🤖 AI Summary
This work addresses the limitations of existing inference-time reward alignment methods, which often initialize particles from a standard prior and consequently struggle to effectively explore high-reward regions in complex, multimodal reward landscapes, frequently becoming trapped in local modes. To overcome this, the authors propose PATHS, a novel approach that employs parallel tempering to couple multiple sampling chains across a ladder of reward temperatures. By integrating Sequential Monte Carlo, Metropolis exchange moves, and adaptive temperature scheduling, PATHS enables efficient exploration of rare, high-reward regions during inference. The method substantially mitigates mode collapse and significantly improves alignment with user-specified rewards in tasks such as layout-to-image generation and quantity-aware image synthesis, demonstrating particularly strong performance under complex prompts.
📝 Abstract
Inference-time reward alignment steers pretrained diffusion and flow-based generative models to satisfy user-specified rewards without retraining.
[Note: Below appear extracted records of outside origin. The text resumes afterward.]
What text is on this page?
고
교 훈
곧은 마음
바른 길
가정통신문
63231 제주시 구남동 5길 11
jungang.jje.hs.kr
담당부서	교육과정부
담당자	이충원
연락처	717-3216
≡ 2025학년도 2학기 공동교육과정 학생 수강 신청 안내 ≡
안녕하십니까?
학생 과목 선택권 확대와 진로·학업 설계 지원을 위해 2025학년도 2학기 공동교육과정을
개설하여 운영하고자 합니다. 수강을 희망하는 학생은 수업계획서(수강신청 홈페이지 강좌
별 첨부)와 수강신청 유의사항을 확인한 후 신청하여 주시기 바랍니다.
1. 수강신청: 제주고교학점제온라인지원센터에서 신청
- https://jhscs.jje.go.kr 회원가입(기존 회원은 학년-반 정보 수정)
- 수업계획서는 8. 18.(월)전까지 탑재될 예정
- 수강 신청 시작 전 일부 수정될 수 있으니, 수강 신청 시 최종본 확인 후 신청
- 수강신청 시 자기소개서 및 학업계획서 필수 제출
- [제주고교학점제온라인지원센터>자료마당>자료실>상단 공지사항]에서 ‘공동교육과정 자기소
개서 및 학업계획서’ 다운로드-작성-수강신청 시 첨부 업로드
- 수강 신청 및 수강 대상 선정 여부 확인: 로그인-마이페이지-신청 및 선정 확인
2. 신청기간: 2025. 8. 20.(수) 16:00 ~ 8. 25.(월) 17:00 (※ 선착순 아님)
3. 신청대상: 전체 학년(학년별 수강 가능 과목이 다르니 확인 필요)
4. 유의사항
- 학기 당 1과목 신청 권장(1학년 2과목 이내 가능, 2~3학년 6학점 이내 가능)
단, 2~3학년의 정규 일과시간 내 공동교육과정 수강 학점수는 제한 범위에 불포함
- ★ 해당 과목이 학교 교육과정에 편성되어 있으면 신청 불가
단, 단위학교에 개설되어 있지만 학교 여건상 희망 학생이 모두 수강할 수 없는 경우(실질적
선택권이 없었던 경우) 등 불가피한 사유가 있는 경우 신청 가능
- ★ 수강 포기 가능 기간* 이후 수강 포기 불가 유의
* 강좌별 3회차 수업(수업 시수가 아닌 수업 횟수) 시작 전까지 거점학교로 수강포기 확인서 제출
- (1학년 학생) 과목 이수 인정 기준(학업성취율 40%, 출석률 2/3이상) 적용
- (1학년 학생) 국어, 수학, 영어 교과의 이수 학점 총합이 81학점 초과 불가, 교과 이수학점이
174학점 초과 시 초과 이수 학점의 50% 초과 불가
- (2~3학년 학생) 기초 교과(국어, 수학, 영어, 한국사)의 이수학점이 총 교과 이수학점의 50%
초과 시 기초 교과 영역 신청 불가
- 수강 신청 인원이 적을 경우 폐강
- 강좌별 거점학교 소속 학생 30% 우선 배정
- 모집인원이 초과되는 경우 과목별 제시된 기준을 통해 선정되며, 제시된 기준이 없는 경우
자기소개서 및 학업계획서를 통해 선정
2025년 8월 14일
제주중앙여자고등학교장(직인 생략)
Recently, Sequential Monte Carlo (SMC) has emerged as a powerful framework for this task by iteratively filtering and propagating multiple particles. However, we show that standard SMC-based methods often suffer from poor performance because they initialize particles from a standard prior, whereas high-reward regions in complex reward landscapes are extremely rare. Further, we show that even recent reward-aware initial sampling approaches remain vulnerable to getting trapped in local modes, as complex reward landscapes are often multi-modal. To overcome these limitations, we propose PATHS (PArallel Tempering for High-complexity reward Sampling), a novel initialization method that couples multiple sampling chains through parallel tempering. PATHS maintains a ladder of reward-tempered chains and periodically performs Metropolis swaps, enabling efficient exploration across flattened reward landscapes, thereby mitigating the mode-trapping issues. Our analysis reveals that this mechanism substantially enhances the finite-budget exploration of rare, high-reward regions that are typically challenging to sample. Experiments on layout-to-image and quantity-aware generation show that PATHS achieves consistent gains in alignment quality, particularly on complex prompts.